07:46 However, the dosage may vary depending on the specific infection being treated and the patient's renal function.

07:53 Fluoroquinolones, such as ciprofloxacin, are powerful bactericidal antibiotics.

07:58 They work by targeting two essential bacterial enzymes involved in DNA replication and transcription: DNA gyrase and topoisomerase IV.

08:07 In gram-negative bacteria, fluoroquinolones bind to the DNA gyrase-DNA complex, stabilizing the normally transient double-strand breaks that the enzyme introduces.

08:18 This stabilization prevents the re-ligation of DNA strands, leading to the accumulation of double-strand breaks, which blocks DNA replication and results in bacterial cell death. In gram-positive bacteria, topoisomerase IV is crucial for separating interlinked daughter chromosomes after DNA replication.

08:38 Fluoroquinolones stabilize the enzyme-DNA cleavage complexes formed by topoisomerase IV, preventing the re-ligation of DNA strands.

08:47 This action also leads to double-strand breaks, halting DNA replication and transcription, and ultimately causing bacterial cell death.

08:56 Fluoroquinolones indirectly affect RNA synthesis by disrupting DNA processes Their selective toxicity is due to their preferential binding to bacterial DNA gyrase and topoisomerase IV, with higher concentrations required to impact human enzymes.

09:13 This provides a therapeutic window effective against bacteria while being safe for humans.

09:18 Fluoroquinolones are broad-spectrum antibiotics effective against both gram-positive and gram-negative bacteria, making them versatile in treating a variety of infections.

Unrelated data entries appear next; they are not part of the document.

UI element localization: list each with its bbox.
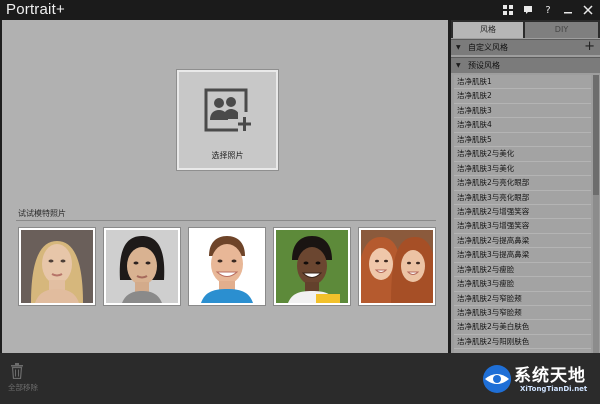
preset-style-section[interactable]: ▼ 预设风格 <box>451 57 600 73</box>
style-panel: 风格 DIY ▼ 自定义风格 + ▼ 预设风格 洁净肌肤1 洁净肌肤2 洁净肌肤3 洁… <box>451 20 600 353</box>
preset-style-item[interactable]: 洁净肌肤2与阳刚肤色 <box>454 335 591 350</box>
close-icon[interactable] <box>580 2 596 18</box>
preset-style-list: 洁净肌肤1 洁净肌肤2 洁净肌肤3 洁净肌肤4 洁净肌肤5 洁净肌肤2与美化 洁净肌肤3与美… <box>454 75 591 353</box>
preset-style-item[interactable]: 洁净肌肤3与亮化眼部 <box>454 191 591 205</box>
select-photo-label: 选择照片 <box>211 151 244 160</box>
preset-style-item[interactable]: 洁净肌肤4 <box>454 118 591 133</box>
preset-style-item[interactable]: 洁净肌肤2与美化 <box>454 147 591 162</box>
photo-canvas: 选择照片 试试模特照片 <box>2 20 448 353</box>
tab-style[interactable]: 风格 <box>453 22 523 38</box>
remove-all-label[interactable]: 全部移除 <box>8 382 38 393</box>
preset-style-item[interactable]: 洁净肌肤3 <box>454 104 591 119</box>
title-bar-controls: ? <box>500 2 596 18</box>
tab-diy[interactable]: DIY <box>525 22 598 38</box>
trash-icon[interactable] <box>10 363 24 379</box>
help-button[interactable]: ? <box>540 2 556 18</box>
preset-style-item[interactable]: 洁净肌肤3与提高鼻梁 <box>454 248 591 263</box>
collapse-arrow-icon: ▼ <box>456 62 461 69</box>
model-photos-heading: 试试模特照片 <box>18 209 66 218</box>
model-photo-5[interactable] <box>358 227 436 306</box>
model-photo-4[interactable] <box>273 227 351 306</box>
app-title: Portrait+ <box>6 1 65 18</box>
globe-logo-icon <box>483 365 511 393</box>
preset-style-item[interactable]: 洁净肌肤2与亮化眼部 <box>454 176 591 191</box>
preset-style-item[interactable]: 洁净肌肤2与增强笑容 <box>454 205 591 220</box>
preset-style-item[interactable]: 洁净肌肤3与美化 <box>454 162 591 177</box>
preset-style-item[interactable]: 洁净肌肤1 <box>454 75 591 90</box>
brand-name: 系统天地 <box>514 366 586 386</box>
add-people-icon <box>204 88 252 134</box>
custom-style-section[interactable]: ▼ 自定义风格 + <box>451 39 600 55</box>
bottom-bar: 全部移除 系统天地 XiTongTianDi.net <box>0 353 600 404</box>
preset-style-item[interactable]: 洁净肌肤5 <box>454 133 591 148</box>
watermark-logo: 系统天地 XiTongTianDi.net <box>480 355 598 403</box>
model-photo-1[interactable] <box>18 227 96 306</box>
divider <box>16 220 436 221</box>
brand-url: XiTongTianDi.net <box>520 385 588 393</box>
preset-style-item[interactable]: 洁净肌肤2 <box>454 89 591 104</box>
title-bar: Portrait+ ? <box>0 0 600 20</box>
custom-style-label: 自定义风格 <box>468 43 508 52</box>
scrollbar-thumb[interactable] <box>593 75 599 195</box>
preset-style-item[interactable]: 洁净肌肤3与增强笑容 <box>454 219 591 234</box>
preset-style-item[interactable]: 洁净肌肤2与提高鼻梁 <box>454 234 591 249</box>
preset-style-item[interactable]: 洁净肌肤2与美白肤色 <box>454 320 591 335</box>
minimize-icon[interactable] <box>560 2 576 18</box>
preset-style-item[interactable]: 洁净肌肤2与瘦脸 <box>454 263 591 278</box>
preset-style-label: 预设风格 <box>468 61 500 70</box>
model-photo-2[interactable] <box>103 227 181 306</box>
select-photo-button[interactable]: 选择照片 <box>176 69 279 171</box>
preset-style-item[interactable]: 洁净肌肤3与窄脸颊 <box>454 306 591 321</box>
preset-style-item[interactable]: 洁净肌肤3与瘦脸 <box>454 277 591 292</box>
grid-menu-icon[interactable] <box>500 2 516 18</box>
collapse-arrow-icon: ▼ <box>456 44 461 51</box>
panel-tabs: 风格 DIY <box>451 20 600 38</box>
add-style-icon[interactable]: + <box>584 39 595 54</box>
scrollbar[interactable] <box>593 75 599 353</box>
message-icon[interactable] <box>520 2 536 18</box>
model-photo-3[interactable] <box>188 227 266 306</box>
preset-style-item[interactable]: 洁净肌肤2与窄脸颊 <box>454 292 591 306</box>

They have potent activity against a wide range of gram-negative bacteria.

09:32 Ciprofloxacin, for example, is highly effective against Pseudomonas aeruginosa.

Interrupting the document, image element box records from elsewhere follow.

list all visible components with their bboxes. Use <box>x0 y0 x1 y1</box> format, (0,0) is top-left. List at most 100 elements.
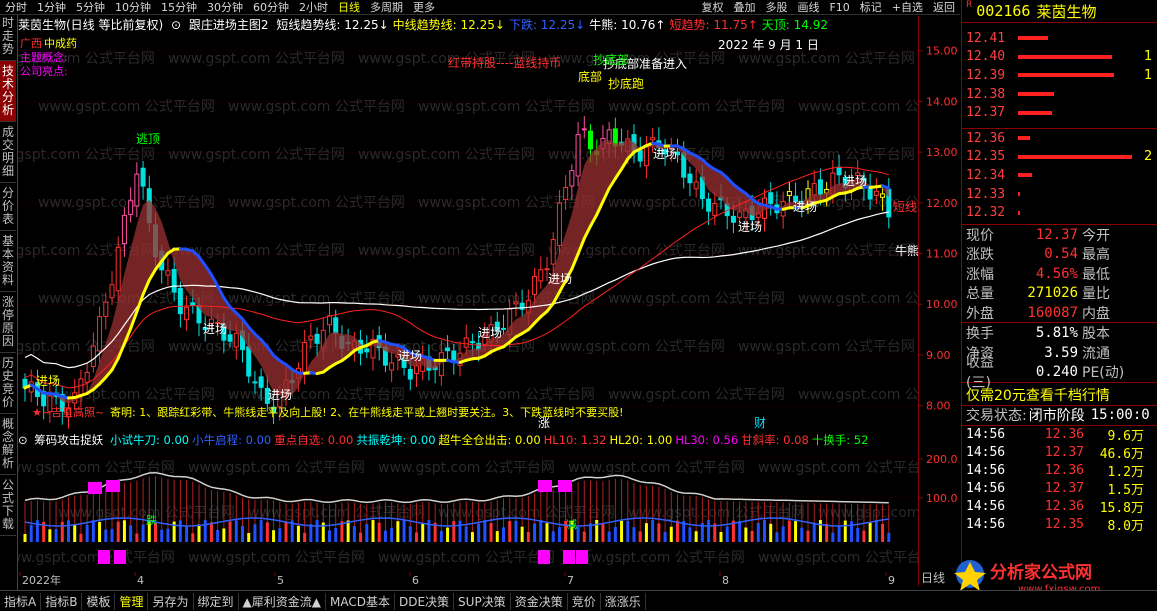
bottom-tab-6[interactable]: ▲犀利资金流▲ <box>239 593 326 610</box>
period-tab-2[interactable]: 5分钟 <box>71 0 110 15</box>
watermark: www.gspt.com 公式平台网 <box>188 550 365 566</box>
period-tab-3[interactable]: 10分钟 <box>110 0 156 15</box>
chip-bar <box>639 531 642 542</box>
tick-volume: 46.6万 <box>1084 443 1144 462</box>
bottom-tab-4[interactable]: 另存为 <box>148 593 193 610</box>
signal-label: 进场 <box>268 388 292 402</box>
signal-block <box>98 550 110 564</box>
sub-indicator-value-2: 重点自选: 0.00 <box>274 433 353 447</box>
toolbar-btn-1[interactable]: 叠加 <box>728 0 760 15</box>
sub-indicator-value-7: HL30: 0.56 <box>675 433 738 447</box>
left-tab-8[interactable]: 公式下载 <box>0 475 16 536</box>
left-tab-7[interactable]: 概念解析 <box>0 414 16 475</box>
tick-row: 14:5612.361.2万 <box>962 462 1157 480</box>
quote-row: 涨幅4.56%最低 <box>962 264 1157 284</box>
main-price-chart[interactable]: www.gspt.com 公式平台网www.gspt.com 公式平台网www.… <box>18 33 918 431</box>
period-tab-8[interactable]: 日线 <box>333 0 365 15</box>
stock-code: 002166 <box>976 2 1030 20</box>
period-tab-10[interactable]: 更多 <box>408 0 440 15</box>
quote-value: 5.81% <box>1004 325 1078 341</box>
order-volume-bar <box>1018 36 1048 40</box>
bottom-tab-1[interactable]: 指标B <box>41 593 82 610</box>
promo-link[interactable]: 仅需20元查看千档行情 <box>962 383 1157 405</box>
signal-label: 进场 <box>738 220 762 234</box>
toolbar-btn-7[interactable]: 返回 <box>928 0 960 15</box>
left-tab-2[interactable]: 成交明细 <box>0 122 16 183</box>
candle-body <box>415 366 419 374</box>
bottom-tab-5[interactable]: 绑定到 <box>194 593 239 610</box>
sub-indicator-name[interactable]: 筹码攻击捉妖 <box>34 433 103 447</box>
bottom-tab-10[interactable]: 资金决策 <box>511 593 568 610</box>
bottom-tab-0[interactable]: 指标A <box>0 593 41 610</box>
period-tab-6[interactable]: 60分钟 <box>248 0 294 15</box>
toolbar-btn-4[interactable]: F10 <box>824 1 854 14</box>
order-qty: 2 <box>1144 149 1152 164</box>
price-tick: 11.00 <box>926 248 958 261</box>
chip-bar <box>477 524 480 542</box>
candle-body <box>390 363 394 370</box>
signal-block <box>576 550 588 564</box>
candle-body <box>408 369 412 379</box>
toolbar-btn-0[interactable]: 复权 <box>696 0 728 15</box>
order-level: 12.37 <box>962 103 1157 122</box>
tick-volume: 9.6万 <box>1084 425 1144 444</box>
left-tab-3[interactable]: 分价表 <box>0 183 16 231</box>
sub-dropdown-icon[interactable]: ⊙ <box>18 433 28 447</box>
tick-row: 14:5612.371.5万 <box>962 480 1157 498</box>
period-tab-7[interactable]: 2小时 <box>294 0 333 15</box>
period-label[interactable]: 日线 <box>921 571 945 585</box>
chip-bar <box>875 520 878 542</box>
period-tab-0[interactable]: 分时 <box>0 0 32 15</box>
toolbar-btn-6[interactable]: +自选 <box>887 0 928 15</box>
candle-body <box>570 171 574 186</box>
watermark: www.gspt.com 公式平台网 <box>568 460 745 476</box>
chip-bar <box>86 525 89 542</box>
left-tab-4[interactable]: 基本资料 <box>0 231 16 292</box>
bottom-tab-9[interactable]: SUP决策 <box>454 593 511 610</box>
bottom-tab-12[interactable]: 涨涨乐 <box>601 593 646 610</box>
watermark: www.gspt.com 公式平台网 <box>378 460 555 476</box>
indicator-name[interactable]: 跟庄进场主图2 <box>189 18 269 32</box>
bottom-tab-7[interactable]: MACD基本 <box>326 593 395 610</box>
status-value: 闭市阶段 <box>1029 405 1085 425</box>
tick-row: 14:5612.369.6万 <box>962 426 1157 444</box>
sub-chart-title: ⊙ 筹码攻击捉妖 小试牛刀: 0.00小牛启程: 0.00重点自选: 0.00共… <box>18 432 918 446</box>
toolbar-btn-5[interactable]: 标记 <box>855 0 887 15</box>
indicator-value-0: 短线趋势线: 12.25↓ <box>276 18 388 32</box>
period-tab-9[interactable]: 多周期 <box>365 0 408 15</box>
toolbar-btn-2[interactable]: 多股 <box>760 0 792 15</box>
tick-row: 14:5612.3746.6万 <box>962 444 1157 462</box>
signal-label: 短线 <box>893 200 917 214</box>
left-tab-5[interactable]: 涨停原因 <box>0 292 16 353</box>
candle-body <box>818 180 822 194</box>
x-axis-label: 6 <box>412 574 419 586</box>
dropdown-icon[interactable]: ⊙ <box>171 18 181 32</box>
order-level: 12.41 <box>962 29 1157 48</box>
left-tab-6[interactable]: 历史竞价 <box>0 353 16 414</box>
bottom-tab-8[interactable]: DDE决策 <box>395 593 454 610</box>
signal-block <box>106 480 120 492</box>
left-tab-1[interactable]: 技术分析 <box>0 61 16 122</box>
chip-bar <box>695 531 698 542</box>
chip-bar <box>160 530 163 542</box>
indicator-value-1: 中线趋势线: 12.25↓ <box>393 18 505 32</box>
chip-bar <box>129 525 132 542</box>
bottom-tab-3[interactable]: 管理 <box>115 593 148 610</box>
period-tab-1[interactable]: 1分钟 <box>32 0 71 15</box>
marker-jian: 减 <box>566 518 577 531</box>
chip-bar <box>775 532 778 542</box>
candle-body <box>464 338 468 347</box>
period-tab-4[interactable]: 15分钟 <box>156 0 202 15</box>
watermark: www.gspt.com 公式平台网 <box>608 291 785 307</box>
chip-bar <box>409 526 412 542</box>
signal-label: 涨 <box>538 415 550 430</box>
period-tab-5[interactable]: 30分钟 <box>202 0 248 15</box>
watermark: www.gspt.com 公式平台网 <box>358 243 535 259</box>
bottom-tab-2[interactable]: 模板 <box>82 593 115 610</box>
tick-price: 12.36 <box>1028 463 1084 478</box>
toolbar-btn-3[interactable]: 画线 <box>792 0 824 15</box>
candle-body <box>533 276 537 294</box>
volume-sub-chart[interactable]: www.gspt.com 公式平台网 www.gspt.com 公式平台网 www.… <box>18 432 918 572</box>
chip-bar <box>316 520 319 542</box>
bottom-tab-11[interactable]: 竞价 <box>568 593 601 610</box>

09:37 Their activity against gram-positive bacteria is more variable.

09:41 However, newer fluoroquinolones like moxifloxacin and others have enhanced activity against gram-positive organisms.

09:49 It's important to note that resistance can develop, particularly in methicillin-resistant Staphylococcus aureus (MRSA).

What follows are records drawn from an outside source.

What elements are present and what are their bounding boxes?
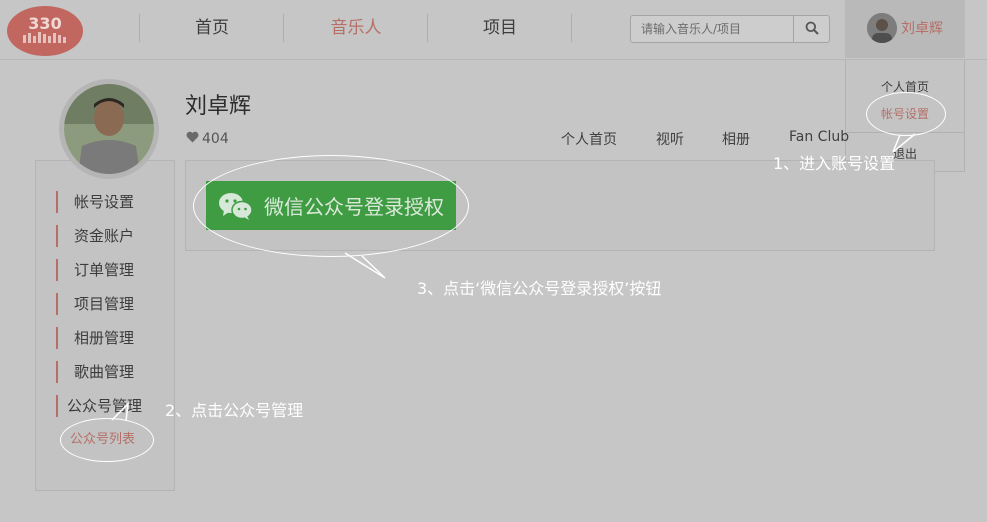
nav-home[interactable]: 首页 — [141, 15, 283, 41]
user-menu[interactable]: 刘卓辉 — [845, 0, 965, 58]
logo-text: 330 — [28, 14, 61, 33]
likes-count: 404 — [202, 131, 229, 147]
nav-divider — [139, 14, 140, 42]
sidebar-item-funds[interactable]: 资金账户 — [56, 225, 134, 247]
wechat-authorize-button[interactable]: 微信公众号登录授权 — [206, 181, 456, 230]
annotation-step-2: 2、点击公众号管理 — [165, 401, 304, 420]
user-name: 刘卓辉 — [901, 21, 943, 37]
annotation-step-3: 3、点击‘微信公众号登录授权’按钮 — [417, 279, 662, 298]
nav-musicians[interactable]: 音乐人 — [285, 15, 427, 41]
sidebar-item-account-settings[interactable]: 帐号设置 — [56, 191, 134, 213]
dropdown-item-account-settings[interactable]: 帐号设置 — [846, 105, 964, 122]
profile-name: 刘卓辉 — [185, 94, 252, 119]
likes-counter: 404 — [186, 131, 229, 147]
sidebar-item-orders[interactable]: 订单管理 — [56, 259, 134, 281]
top-header: 330 首页 音乐人 项目 刘卓辉 — [0, 0, 987, 60]
annotation-step-1: 1、进入账号设置 — [773, 154, 896, 173]
sidebar-item-official-accounts[interactable]: 公众号管理 — [56, 395, 142, 417]
site-logo[interactable]: 330 — [6, 3, 84, 57]
dropdown-divider — [846, 132, 964, 133]
sidebar-item-songs[interactable]: 歌曲管理 — [56, 361, 134, 383]
profile-tab-home[interactable]: 个人首页 — [561, 129, 617, 149]
profile-avatar — [59, 79, 159, 179]
nav-divider — [571, 14, 572, 42]
user-avatar — [867, 13, 897, 43]
dropdown-item-home[interactable]: 个人首页 — [846, 78, 964, 95]
sidebar: 帐号设置 资金账户 订单管理 项目管理 相册管理 歌曲管理 公众号管理 公众号列… — [35, 160, 175, 491]
wechat-button-label: 微信公众号登录授权 — [264, 195, 444, 219]
search-icon — [805, 20, 819, 39]
wechat-icon — [218, 191, 254, 221]
sidebar-subitem-account-list[interactable]: 公众号列表 — [70, 428, 135, 447]
sidebar-item-albums[interactable]: 相册管理 — [56, 327, 134, 349]
search-button[interactable] — [793, 16, 829, 42]
nav-divider — [283, 14, 284, 42]
heart-icon[interactable] — [186, 131, 199, 147]
nav-projects[interactable]: 项目 — [429, 15, 571, 41]
profile-tab-fanclub[interactable]: Fan Club — [789, 129, 849, 145]
nav-divider — [427, 14, 428, 42]
profile-tab-media[interactable]: 视听 — [656, 129, 684, 149]
search-box — [630, 15, 830, 43]
sidebar-item-projects[interactable]: 项目管理 — [56, 293, 134, 315]
search-input[interactable] — [631, 16, 793, 42]
profile-tab-albums[interactable]: 相册 — [722, 129, 750, 149]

09:57 They are often used to treat fespiratory Infections, including common respiratory pathogens, including penicillin-resistant Streptococcus pneumoniae and Haemophilus influenzae.

10:08 They are effective for both complicated and uncomplicated urinary tract Infections, with ciprofloxacin and levofloxacin being commonly used.

10:17 Fluoroquinolones are also used to treat gastrointestinal infections, bone and joint infections, and certain sexually transmitted diseases Common Adverse Effects include gastrointestinal disturbances, central nervous system effects, and phototoxicity.

10:34 More severe but less common adverse effects include tendinitis and tendon rupture, especially in patients taking corticosteroids, and QT interval prolongation.

10:44 For ciprofloxacin, the adult dosage 250-750 mg orally every 12 hours for most infections and 400 mg IV every 12 hours for severe infections.

10:55 For levofloxacin, the adult dosage is 500-750 mg once daily, depending on the severity and type of infection.